The gun caressed his cheek again. Peroni lifted his neck to get away from the cold, oily metal.
“I hope so,” the American murmured. “Because if Leapman’s not listening it all turns to shit around here. Tell him I’ll give him a little present real soon just as a reminder.”
“Turns to shit?” Peroni heard himself saying, without consciously forming the thought, watching the American walk away, out towards the night, not listening anymore, which was a shame.
Peroni believed him. Every single word. This man had rules. He could have killed them both.
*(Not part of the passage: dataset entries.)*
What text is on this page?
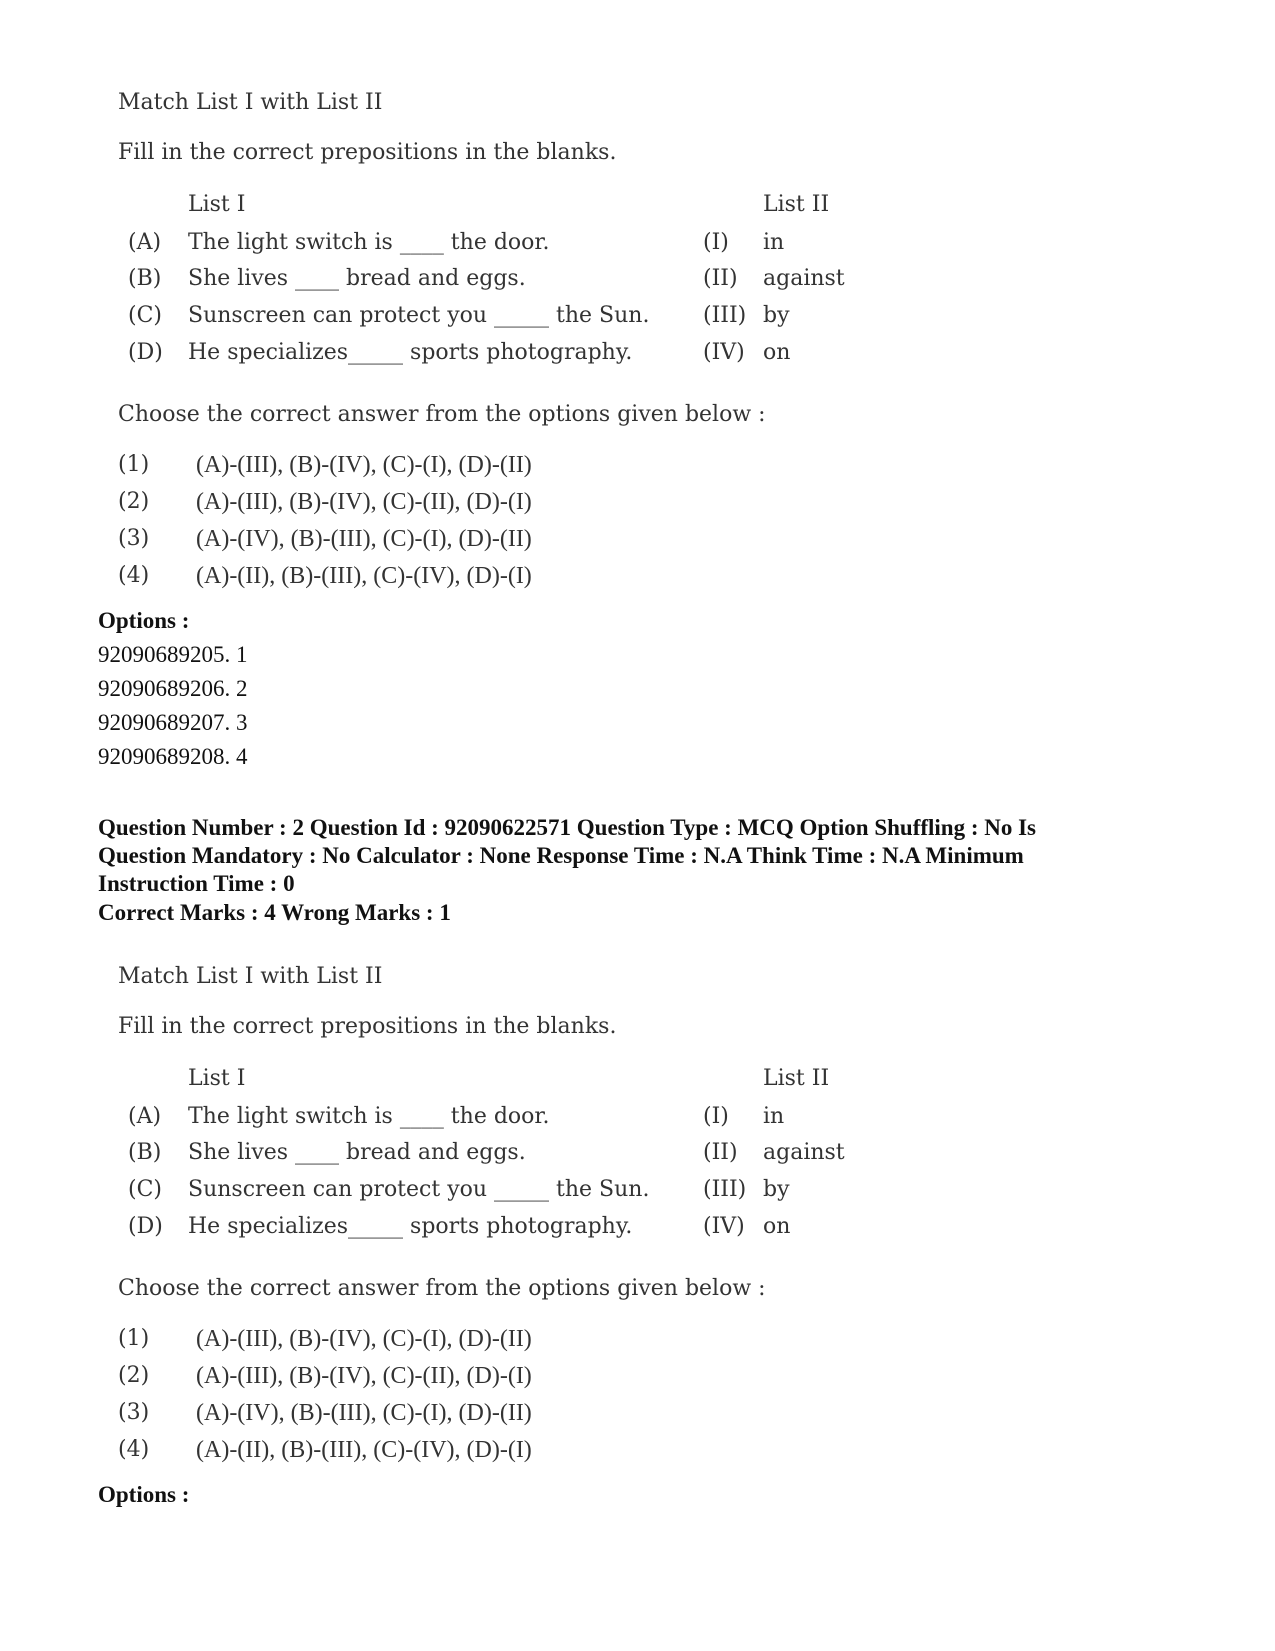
Match List I with List II
Fill in the correct prepositions in the blanks.
List I	List II
(A) The light switch is ____ the door.	(I) in
(B) She lives ____ bread and eggs.	(II) against
(C) Sunscreen can protect you _____ the Sun. (III) by
(D) He specializes_____ sports photography.	(IV) on
Choose the correct answer from the options given below :
(1) (A)-(III), (B)-(IV), (C)-(I), (D)-(II)
(2) (A)-(III), (B)-(IV), (C)-(II), (D)-(I)
(3) (A)-(IV), (B)-(III), (C)-(I), (D)-(II)
(4) (A)-(II), (B)-(III), (C)-(IV), (D)-(I)
Options :
92090689205. 1
92090689206. 2
92090689207. 3
92090689208. 4
Question Number : 2 Question Id : 92090622571 Question Type : MCQ Option Shuffling : No Is
Question Mandatory : No Calculator : None Response Time : N.A Think Time : N.A Minimum
Instruction Time : 0
Correct Marks : 4 Wrong Marks : 1
Match List I with List II
Fill in the correct prepositions in the blanks.
List I	List II
(A) The light switch is ____ the door.	(I) in
(B) She lives ____ bread and eggs.	(II) against
(C) Sunscreen can protect you _____ the Sun. (III) by
(D) He specializes_____ sports photography.	(IV) on
Choose the correct answer from the options given below :
(1) (A)-(III), (B)-(IV), (C)-(I), (D)-(II)
(2) (A)-(III), (B)-(IV), (C)-(II), (D)-(I)
(3) (A)-(IV), (B)-(III), (C)-(I), (D)-(II)
(4) (A)-(II), (B)-(III), (C)-(IV), (D)-(I)
Options :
Maybe somewhere else, in different circumstances, when the pieces of the puzzle happened to fit, he would have done so, too. All he wanted were the right words, written on a piece of paper, all neat and geometrical, lined up in the magical order he sought.
That was all any of them had to do. Find the pattern, show him the runes, and then the city could quit waking up each morning wondering whether there’d be blood swimming around the floor somewhere, and that ancient tattoo cut into someone’s back.